As I sat next to her, watching her draw on her free Surface Pro and text on her free Lumia, I was thinking about the projects I was working on, the weekends upon weekends I had spent in highschool tinkering around in a shell, and yeah, it pissed me off. I'm not by any means claiming that women can't code, that's ridiculous. I've coded with with women that are incredible thinkers. I just think this is a problem, is all. Meritocracy over everything.
A relevant blog post by weev (and i'll note, here's a trigger warning if you can't deal with his white victim complex and some name calling): http://weev.livejournal.com/409913.html
Feminism shouldn't be about "We had to go through this, so now you have to."
It should be about "Nobody should have to go through this."
No.
> have you considered the possibility that you aren't as good as you think you are.
Every day, more than you can imagine.
It's a long road from here to there, but this is encouraging.
But it's not clear how you distinguish between what's an appropriate correction to historical discrimination and what's overcompensation. If the bias were in favor of an over-represented group, it would be more clear -- but that's not what we're seeing. Women are grossly underrepresented in STEM faculty, and the only way to correct that is to hire a greater share of them and to use their gender as a positive discriminating factor in hiring.
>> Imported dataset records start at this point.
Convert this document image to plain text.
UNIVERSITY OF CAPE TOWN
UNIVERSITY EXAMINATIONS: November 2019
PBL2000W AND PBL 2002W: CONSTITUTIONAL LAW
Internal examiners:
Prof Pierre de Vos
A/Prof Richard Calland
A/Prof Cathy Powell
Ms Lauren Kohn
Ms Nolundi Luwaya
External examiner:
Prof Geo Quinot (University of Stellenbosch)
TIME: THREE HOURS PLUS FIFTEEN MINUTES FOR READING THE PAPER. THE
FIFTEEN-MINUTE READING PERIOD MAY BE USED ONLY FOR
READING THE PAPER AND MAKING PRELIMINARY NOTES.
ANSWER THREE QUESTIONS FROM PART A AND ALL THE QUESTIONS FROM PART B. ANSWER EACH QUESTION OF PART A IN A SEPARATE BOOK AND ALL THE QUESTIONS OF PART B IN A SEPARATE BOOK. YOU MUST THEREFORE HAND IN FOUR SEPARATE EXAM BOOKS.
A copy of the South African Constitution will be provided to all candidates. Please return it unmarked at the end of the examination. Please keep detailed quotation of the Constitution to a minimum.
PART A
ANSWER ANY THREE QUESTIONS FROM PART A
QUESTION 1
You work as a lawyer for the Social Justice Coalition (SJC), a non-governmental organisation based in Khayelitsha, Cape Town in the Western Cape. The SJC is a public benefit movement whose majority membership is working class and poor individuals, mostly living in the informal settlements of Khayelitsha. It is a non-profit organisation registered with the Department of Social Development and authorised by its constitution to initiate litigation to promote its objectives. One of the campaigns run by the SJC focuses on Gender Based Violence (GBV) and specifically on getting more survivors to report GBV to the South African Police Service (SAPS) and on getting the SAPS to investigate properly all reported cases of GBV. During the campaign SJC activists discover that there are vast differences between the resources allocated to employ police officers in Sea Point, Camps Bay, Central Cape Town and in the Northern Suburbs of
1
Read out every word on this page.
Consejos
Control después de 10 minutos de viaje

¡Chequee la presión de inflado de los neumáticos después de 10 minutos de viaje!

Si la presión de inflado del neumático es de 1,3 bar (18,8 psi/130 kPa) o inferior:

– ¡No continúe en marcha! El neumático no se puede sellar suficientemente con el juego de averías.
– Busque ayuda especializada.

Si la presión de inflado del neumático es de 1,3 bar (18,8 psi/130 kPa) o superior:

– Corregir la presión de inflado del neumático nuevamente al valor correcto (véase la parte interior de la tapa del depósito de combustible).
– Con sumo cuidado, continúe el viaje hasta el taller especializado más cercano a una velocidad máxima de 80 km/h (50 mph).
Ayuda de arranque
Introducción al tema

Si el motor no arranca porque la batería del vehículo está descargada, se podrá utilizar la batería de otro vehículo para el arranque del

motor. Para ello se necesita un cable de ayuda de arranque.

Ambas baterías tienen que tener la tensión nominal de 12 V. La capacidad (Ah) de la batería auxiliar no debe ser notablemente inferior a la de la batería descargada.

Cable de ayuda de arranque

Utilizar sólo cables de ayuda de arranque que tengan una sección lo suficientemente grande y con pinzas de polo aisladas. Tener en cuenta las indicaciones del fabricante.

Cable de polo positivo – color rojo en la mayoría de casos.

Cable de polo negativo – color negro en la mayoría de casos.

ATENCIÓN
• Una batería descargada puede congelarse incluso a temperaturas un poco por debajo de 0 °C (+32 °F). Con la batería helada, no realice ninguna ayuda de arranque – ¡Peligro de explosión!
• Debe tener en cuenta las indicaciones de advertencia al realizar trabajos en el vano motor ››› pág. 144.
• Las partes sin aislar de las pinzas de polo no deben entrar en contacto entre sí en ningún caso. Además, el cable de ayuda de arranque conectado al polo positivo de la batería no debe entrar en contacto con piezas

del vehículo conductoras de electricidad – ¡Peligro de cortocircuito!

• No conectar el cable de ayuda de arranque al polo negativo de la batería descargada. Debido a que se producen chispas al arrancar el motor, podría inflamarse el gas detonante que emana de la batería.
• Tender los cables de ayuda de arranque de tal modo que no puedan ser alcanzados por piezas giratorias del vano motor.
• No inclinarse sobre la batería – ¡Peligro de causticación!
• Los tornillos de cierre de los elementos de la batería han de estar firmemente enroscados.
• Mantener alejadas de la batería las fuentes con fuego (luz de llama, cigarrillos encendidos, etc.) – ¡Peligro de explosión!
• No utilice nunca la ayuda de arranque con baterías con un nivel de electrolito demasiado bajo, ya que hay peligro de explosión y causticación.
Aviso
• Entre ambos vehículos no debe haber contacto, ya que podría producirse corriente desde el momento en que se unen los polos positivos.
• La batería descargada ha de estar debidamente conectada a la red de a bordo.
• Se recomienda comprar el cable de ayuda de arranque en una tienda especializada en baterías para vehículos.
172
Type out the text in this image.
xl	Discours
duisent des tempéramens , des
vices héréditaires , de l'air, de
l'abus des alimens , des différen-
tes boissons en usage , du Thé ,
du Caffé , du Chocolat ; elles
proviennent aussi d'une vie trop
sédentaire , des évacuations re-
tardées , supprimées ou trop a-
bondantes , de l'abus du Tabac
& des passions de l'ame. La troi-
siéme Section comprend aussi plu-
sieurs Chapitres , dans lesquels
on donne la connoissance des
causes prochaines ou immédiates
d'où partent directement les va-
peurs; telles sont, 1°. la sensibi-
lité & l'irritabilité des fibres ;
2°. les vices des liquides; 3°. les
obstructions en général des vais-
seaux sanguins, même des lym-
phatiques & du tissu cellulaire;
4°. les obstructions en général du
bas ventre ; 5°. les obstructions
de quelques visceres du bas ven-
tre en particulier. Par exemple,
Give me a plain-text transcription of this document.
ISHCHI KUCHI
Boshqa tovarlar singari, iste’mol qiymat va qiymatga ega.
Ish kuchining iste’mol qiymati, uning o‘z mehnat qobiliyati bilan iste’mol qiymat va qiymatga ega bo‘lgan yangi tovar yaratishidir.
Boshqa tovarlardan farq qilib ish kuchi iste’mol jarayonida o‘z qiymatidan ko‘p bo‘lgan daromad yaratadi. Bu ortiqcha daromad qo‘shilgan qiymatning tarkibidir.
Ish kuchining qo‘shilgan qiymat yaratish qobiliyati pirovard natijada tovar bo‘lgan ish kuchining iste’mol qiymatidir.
I don't believe either of us are in a position to judge whether that should best manifest as a 2:1 ratio during resume reviews, a 1.1:1 ratio in finalized hires, or a 5:1 ratio in outreach, or some other arbitrary number during some other arbitrary phase.
No, it's sexism.
A non-sexist world would have 1:1, or no preference based on gender, declared or perceived.
The whole point is weeding out sexism. A non-sexist world is 1:1 in terms of preference.